Stabilization-Free General Order Virtual Element Methods for Neumann Boundary Optimal Control Problems in Saddle Point Formulation

TL;DR

This paper introduces a stabilization-free virtual element method for Neumann boundary optimal control problems, providing error estimates and numerical tests demonstrating its effectiveness across arbitrary polynomial orders and polygonal meshes.

Contribution

It develops a stabilization-free VEM approach for saddle point problems in optimal control, with rigorous error analysis and diverse numerical experiments.

Findings

The method achieves optimal convergence rates.

Stabilization-free approach reduces parameter tuning issues.

Numerical tests confirm theoretical error estimates.

Abstract

In this work, we explore the application of Stabilization-Free Virtual Element Methods for Neumann boundary Optimal Control Problems in saddle point formulation. The method is proposed for arbitrary polynomial order of accuracy and general polygonal meshes. Our contribution includes a rigorous a priori error estimate that holds for general polynomial order.
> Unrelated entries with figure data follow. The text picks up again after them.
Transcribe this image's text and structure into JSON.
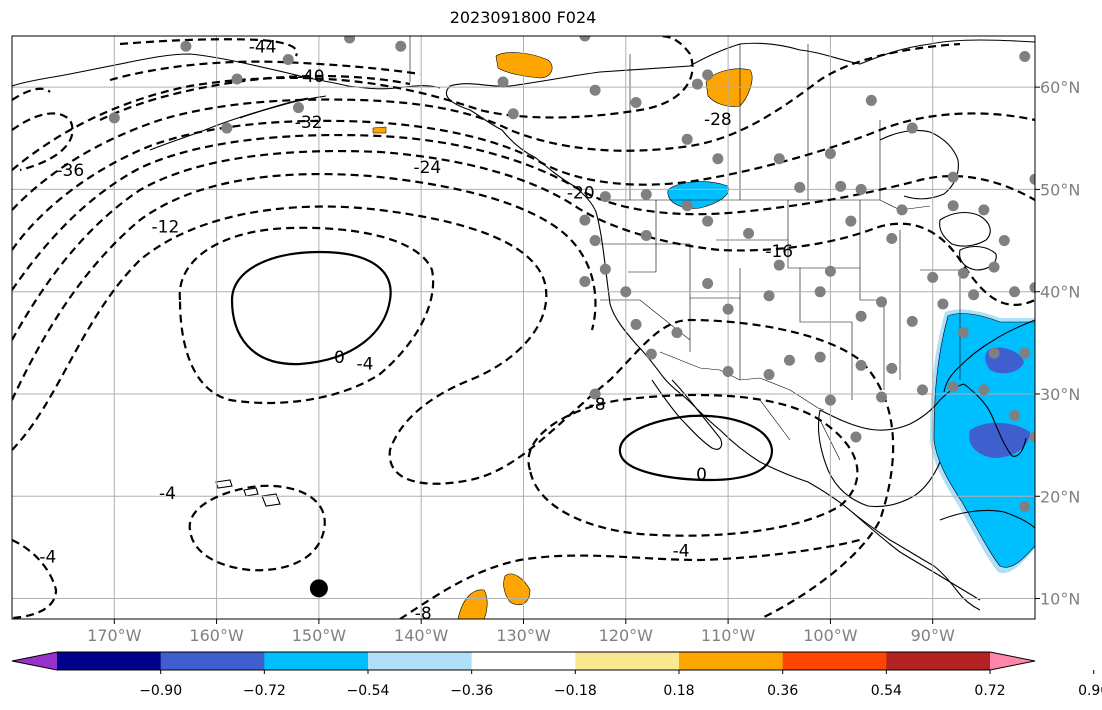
{
  "title": "2023091800 F024",
  "map": {
    "projection": "PlateCarree",
    "lon_range": [
      -180,
      -80
    ],
    "lat_range": [
      8,
      65
    ],
    "grid": true,
    "lon_ticks": [
      -170,
      -160,
      -150,
      -140,
      -130,
      -120,
      -110,
      -100,
      -90
    ],
    "lon_tick_labels": [
      "170°W",
      "160°W",
      "150°W",
      "140°W",
      "130°W",
      "120°W",
      "110°W",
      "100°W",
      "90°W"
    ],
    "lat_ticks": [
      10,
      20,
      30,
      40,
      50,
      60
    ],
    "lat_tick_labels": [
      "10°N",
      "20°N",
      "30°N",
      "40°N",
      "50°N",
      "60°N"
    ],
    "contour_labels": [
      {
        "text": "-44",
        "lon": -155.5,
        "lat": 63.9
      },
      {
        "text": "-40",
        "lon": -150.8,
        "lat": 61.0
      },
      {
        "text": "-36",
        "lon": -174.3,
        "lat": 51.8
      },
      {
        "text": "-32",
        "lon": -151.0,
        "lat": 56.5
      },
      {
        "text": "-24",
        "lon": -139.4,
        "lat": 52.1
      },
      {
        "text": "-20",
        "lon": -124.4,
        "lat": 49.6
      },
      {
        "text": "-28",
        "lon": -111.0,
        "lat": 56.8
      },
      {
        "text": "-16",
        "lon": -105.0,
        "lat": 43.9
      },
      {
        "text": "-12",
        "lon": -165.0,
        "lat": 46.3
      },
      {
        "text": "0",
        "lon": -148.0,
        "lat": 33.5
      },
      {
        "text": "-4",
        "lon": -145.5,
        "lat": 32.9
      },
      {
        "text": "-8",
        "lon": -122.8,
        "lat": 28.9
      },
      {
        "text": "0",
        "lon": -112.6,
        "lat": 22.1
      },
      {
        "text": "-4",
        "lon": -114.6,
        "lat": 14.6
      },
      {
        "text": "-4",
        "lon": -164.8,
        "lat": 20.2
      },
      {
        "text": "-4",
        "lon": -176.5,
        "lat": 14.0
      },
      {
        "text": "-8",
        "lon": -139.8,
        "lat": 8.5
      }
    ],
    "marker": {
      "lon": -150,
      "lat": 11
    }
  },
  "colorbar": {
    "colors": [
      "#9932cc",
      "#00008b",
      "#3f5fcf",
      "#00bfff",
      "#b0e0f8",
      "#ffffff",
      "#fce890",
      "#ffa500",
      "#ff4500",
      "#b22222",
      "#ff88aa"
    ],
    "boundary_labels": [
      "−0.90",
      "−0.72",
      "−0.54",
      "−0.36",
      "−0.18",
      "0.18",
      "0.36",
      "0.54",
      "0.72",
      "0.90"
    ]
  }
}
On the numerical side, we present (i) an initial convergence test that reflects our theoretical findings, (ii) a second test analyzing the role of the stabilization term in the Virtual Element Method (VEM) formulation and its influence on the approximation error, and (iii) a third test case based on a more application-oriented experiment. The stabilization-free approach is proposed as an alternative strategy to circumvent issues related to the choice of the stabilization parameter in standard VEM formulations.